Belum sempat Seshi mengatakan sesuatu, Raydan sudah lebih dulu meninggalkan teman-temannya, bahkan Raydan tak lagi peduli pada Ralisya yang tengah menatapnya dengan tatapan bingung, entah apa yang ada di pikiran Ralisya tentang Raydan yang terlihat begitu panik saat Rayna menghilang.


Raydan mencari Rayna di area tersebut, dan benar tak ada Rayna di sana.


Jantung Raydan berdegup kencang, dia mengusap wajah kasar.


"Kamu dimana, De?" gumam Raydan.


Raydan benar-benar panik saat ini, dia cemas karena tak bisa melihat Rayna.


"Aarrgghhh ,,, bodoh.

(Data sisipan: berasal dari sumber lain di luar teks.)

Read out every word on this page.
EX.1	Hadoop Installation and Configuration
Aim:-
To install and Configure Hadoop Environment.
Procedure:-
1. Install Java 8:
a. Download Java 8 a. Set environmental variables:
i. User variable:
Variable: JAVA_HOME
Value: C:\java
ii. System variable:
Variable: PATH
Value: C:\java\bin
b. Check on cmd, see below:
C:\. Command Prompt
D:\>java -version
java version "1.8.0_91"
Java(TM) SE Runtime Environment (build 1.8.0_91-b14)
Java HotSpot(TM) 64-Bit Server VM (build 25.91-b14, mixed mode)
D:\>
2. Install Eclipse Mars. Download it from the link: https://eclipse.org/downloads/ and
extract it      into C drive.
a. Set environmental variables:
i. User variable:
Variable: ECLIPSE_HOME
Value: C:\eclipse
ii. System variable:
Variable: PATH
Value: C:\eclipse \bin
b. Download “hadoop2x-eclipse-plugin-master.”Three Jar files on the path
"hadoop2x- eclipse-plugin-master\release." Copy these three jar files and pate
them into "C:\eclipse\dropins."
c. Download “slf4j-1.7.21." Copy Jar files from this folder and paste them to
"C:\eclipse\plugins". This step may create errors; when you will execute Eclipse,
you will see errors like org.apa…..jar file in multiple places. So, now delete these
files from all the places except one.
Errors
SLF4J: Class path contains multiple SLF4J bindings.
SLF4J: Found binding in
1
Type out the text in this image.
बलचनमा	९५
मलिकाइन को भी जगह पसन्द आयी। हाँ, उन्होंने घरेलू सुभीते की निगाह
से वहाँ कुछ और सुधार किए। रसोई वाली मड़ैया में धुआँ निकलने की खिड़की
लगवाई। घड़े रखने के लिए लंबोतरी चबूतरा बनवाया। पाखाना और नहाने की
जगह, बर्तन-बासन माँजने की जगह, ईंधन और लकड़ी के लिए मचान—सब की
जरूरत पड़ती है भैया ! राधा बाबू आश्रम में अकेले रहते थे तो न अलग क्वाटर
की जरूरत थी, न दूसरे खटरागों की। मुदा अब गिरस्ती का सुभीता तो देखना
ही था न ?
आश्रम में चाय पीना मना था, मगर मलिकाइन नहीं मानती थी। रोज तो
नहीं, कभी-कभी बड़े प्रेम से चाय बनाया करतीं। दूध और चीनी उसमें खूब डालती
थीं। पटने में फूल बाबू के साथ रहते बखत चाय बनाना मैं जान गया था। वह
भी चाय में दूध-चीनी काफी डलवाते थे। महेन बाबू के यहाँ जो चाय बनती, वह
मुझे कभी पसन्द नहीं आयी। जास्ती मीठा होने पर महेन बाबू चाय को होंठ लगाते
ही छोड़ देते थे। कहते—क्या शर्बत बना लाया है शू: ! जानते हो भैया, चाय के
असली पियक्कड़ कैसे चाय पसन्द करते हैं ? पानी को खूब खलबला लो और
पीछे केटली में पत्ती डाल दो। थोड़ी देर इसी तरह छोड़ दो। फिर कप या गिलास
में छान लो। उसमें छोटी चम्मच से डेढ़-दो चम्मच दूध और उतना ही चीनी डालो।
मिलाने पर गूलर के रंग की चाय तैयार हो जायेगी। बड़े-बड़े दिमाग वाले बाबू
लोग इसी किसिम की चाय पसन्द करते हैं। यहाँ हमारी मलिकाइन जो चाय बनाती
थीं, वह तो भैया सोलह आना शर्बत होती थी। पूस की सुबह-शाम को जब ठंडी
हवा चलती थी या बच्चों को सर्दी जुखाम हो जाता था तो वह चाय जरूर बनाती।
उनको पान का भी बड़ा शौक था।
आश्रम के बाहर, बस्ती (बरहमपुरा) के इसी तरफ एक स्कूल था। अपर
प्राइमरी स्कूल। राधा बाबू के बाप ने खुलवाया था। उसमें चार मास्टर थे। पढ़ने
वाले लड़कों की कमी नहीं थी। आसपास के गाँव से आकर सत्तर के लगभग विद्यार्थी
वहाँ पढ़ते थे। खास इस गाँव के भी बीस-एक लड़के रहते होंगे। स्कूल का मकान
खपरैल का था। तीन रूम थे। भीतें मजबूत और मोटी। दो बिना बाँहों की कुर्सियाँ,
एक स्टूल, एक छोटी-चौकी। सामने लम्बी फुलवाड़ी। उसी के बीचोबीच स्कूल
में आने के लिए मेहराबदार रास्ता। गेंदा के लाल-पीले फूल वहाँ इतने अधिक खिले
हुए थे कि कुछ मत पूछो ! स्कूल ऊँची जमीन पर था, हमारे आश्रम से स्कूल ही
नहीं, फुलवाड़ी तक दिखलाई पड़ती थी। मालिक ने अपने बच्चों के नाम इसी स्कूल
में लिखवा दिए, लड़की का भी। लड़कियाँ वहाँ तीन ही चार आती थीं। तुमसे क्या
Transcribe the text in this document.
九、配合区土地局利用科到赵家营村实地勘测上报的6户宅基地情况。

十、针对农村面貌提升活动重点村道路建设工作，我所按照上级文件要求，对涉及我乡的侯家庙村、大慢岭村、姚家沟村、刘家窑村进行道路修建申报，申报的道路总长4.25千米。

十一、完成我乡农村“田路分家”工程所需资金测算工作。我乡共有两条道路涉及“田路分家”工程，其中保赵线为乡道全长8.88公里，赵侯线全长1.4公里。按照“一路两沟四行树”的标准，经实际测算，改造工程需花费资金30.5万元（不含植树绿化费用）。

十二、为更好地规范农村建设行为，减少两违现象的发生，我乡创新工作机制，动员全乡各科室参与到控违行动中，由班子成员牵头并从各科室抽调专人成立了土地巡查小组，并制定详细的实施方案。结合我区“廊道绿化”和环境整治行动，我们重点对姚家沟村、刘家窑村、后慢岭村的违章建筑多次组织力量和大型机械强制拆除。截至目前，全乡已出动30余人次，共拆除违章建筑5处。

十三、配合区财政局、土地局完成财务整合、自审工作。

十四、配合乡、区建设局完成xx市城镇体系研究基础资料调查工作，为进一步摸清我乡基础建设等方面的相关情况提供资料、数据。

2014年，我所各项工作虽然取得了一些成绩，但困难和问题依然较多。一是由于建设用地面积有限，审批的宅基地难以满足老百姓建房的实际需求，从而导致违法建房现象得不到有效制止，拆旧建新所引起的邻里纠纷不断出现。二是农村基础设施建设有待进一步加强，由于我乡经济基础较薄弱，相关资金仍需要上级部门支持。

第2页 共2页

Bisa-bisanya kamu mengabaikan Rayna," Raydan mengacak rambut frustasi.


Dia merogoh saku celananya dan akan menghubungi nomor Rayna, namun belum sempat dia memanggil nomor Rayna sudah ada panggilan masuk dari papanya, dengan ragu dia menjawab telpon itu.


"Pulang sekarang," Tanpa basa basi Randy meminta Raydan untuk kembali ke rumah.


"Tapi, Pa," Raydan menelan air liurnya, jika dia pulang tanpa Rayna sudah dapat di pastikan papanya itu akan marah padanya.


"Ade ada di rumah." ucap Randy yang seolah mengerti putranya itu tengah merasa kebingungan.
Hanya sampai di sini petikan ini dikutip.